LIVE 2017 aims to bring together people who are interested in live programming. Live programming systems abandon the traditional edit-compile-run cycle in favor of fluid user experiences that encourage powerful new ways of “thinking to code” and enable programmers to see and understand their program executions. Programming today requires much mental effort with broken stuttering feedback loops: programmers carefully plan their abstractions, simulating program execution in their heads; the computer is merely a receptacle for the resulting code with a means of executing that code. Live programming aims to create a tighter more fluid feedback loop between the programmer and computer, allowing the computer to augment more of the programming process by, for example, allowing programmers to progressively mine abstractions from concrete examples and providing continuous feedback about how their code will execute. Meanwhile, under the radar of the PL community at large, a nascent community has formed around the related idea of “live coding”—live audiovisual performances which use computers and algorithms as instruments and include live audiences in their programming experiences.

We encourage short research papers, position papers, web essays, tool demonstrations (as videos), and performance proposals in areas such as:

Recent work in REPLs, language environments , code playgrounds, and interactive notebooks.

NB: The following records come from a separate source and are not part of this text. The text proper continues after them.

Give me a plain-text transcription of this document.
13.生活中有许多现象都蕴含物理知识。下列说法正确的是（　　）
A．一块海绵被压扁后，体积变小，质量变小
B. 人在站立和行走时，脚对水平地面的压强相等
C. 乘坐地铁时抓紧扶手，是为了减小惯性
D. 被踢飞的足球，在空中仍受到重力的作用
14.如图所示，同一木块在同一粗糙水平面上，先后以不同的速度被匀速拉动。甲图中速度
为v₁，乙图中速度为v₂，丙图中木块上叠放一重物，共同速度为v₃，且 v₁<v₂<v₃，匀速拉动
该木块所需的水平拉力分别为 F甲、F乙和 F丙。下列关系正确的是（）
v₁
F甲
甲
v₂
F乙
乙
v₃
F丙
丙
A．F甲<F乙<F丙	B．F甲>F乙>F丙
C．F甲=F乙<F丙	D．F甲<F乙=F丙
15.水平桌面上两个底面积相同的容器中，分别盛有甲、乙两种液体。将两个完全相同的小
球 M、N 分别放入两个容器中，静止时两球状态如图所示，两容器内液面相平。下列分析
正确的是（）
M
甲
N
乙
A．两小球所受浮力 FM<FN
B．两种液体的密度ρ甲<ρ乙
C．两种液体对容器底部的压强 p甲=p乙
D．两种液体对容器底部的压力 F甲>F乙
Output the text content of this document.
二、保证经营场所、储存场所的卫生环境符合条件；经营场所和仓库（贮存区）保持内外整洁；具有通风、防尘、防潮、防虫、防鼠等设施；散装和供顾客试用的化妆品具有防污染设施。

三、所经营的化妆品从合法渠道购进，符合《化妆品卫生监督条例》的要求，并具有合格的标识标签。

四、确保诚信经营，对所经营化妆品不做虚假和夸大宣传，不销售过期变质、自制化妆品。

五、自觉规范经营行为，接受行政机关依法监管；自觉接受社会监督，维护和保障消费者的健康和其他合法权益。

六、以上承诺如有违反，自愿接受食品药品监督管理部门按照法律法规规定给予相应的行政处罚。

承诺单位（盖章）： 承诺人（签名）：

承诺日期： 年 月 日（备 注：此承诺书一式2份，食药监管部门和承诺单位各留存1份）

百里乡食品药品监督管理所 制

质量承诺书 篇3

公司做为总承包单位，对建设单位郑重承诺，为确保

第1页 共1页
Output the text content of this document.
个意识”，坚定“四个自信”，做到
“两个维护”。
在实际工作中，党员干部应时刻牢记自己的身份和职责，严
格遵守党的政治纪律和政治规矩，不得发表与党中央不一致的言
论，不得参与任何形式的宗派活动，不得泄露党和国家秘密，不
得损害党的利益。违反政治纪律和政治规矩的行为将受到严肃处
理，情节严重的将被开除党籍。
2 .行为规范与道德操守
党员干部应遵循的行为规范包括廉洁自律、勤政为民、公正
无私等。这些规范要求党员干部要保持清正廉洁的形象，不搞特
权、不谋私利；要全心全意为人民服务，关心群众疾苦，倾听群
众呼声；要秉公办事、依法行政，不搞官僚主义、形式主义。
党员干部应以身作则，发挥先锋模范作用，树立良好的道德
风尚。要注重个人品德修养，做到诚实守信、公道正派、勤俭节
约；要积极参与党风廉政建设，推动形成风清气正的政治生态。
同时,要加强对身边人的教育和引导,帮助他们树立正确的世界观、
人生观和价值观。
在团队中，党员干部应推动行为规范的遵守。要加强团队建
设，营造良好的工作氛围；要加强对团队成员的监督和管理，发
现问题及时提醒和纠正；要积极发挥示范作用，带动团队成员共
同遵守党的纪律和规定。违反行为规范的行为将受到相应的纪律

  • Live visual programming.
  • Programming by example.
  • Programming tools for creative experiences and interactive audio visual performances.
  • Live programming as a learning aid.
  • Fluid debugging experiences
  • Language design in support of the above.

Submissions are due on August 1st and will go through HotCRP @ https://live17.hotcrp.com/paper/new. The workshop is open to various kinds of media: you can write a traditional short paper (PDF), a web essay with embedded videos, a narrated video, or whatever else you think can explain your work best! Content should be consumable in 30 minutes to an hour of casual reader’s time, which means around 5-10 pages for a paper, a video from 10-20 minutes (assuming the viewer would need to pause to contemplate), and essays of around a few pages length. Video and non-paper submissions can by listed as URLs (e.g. to a web page, file locker, or streaming site) in the submission’s abstract.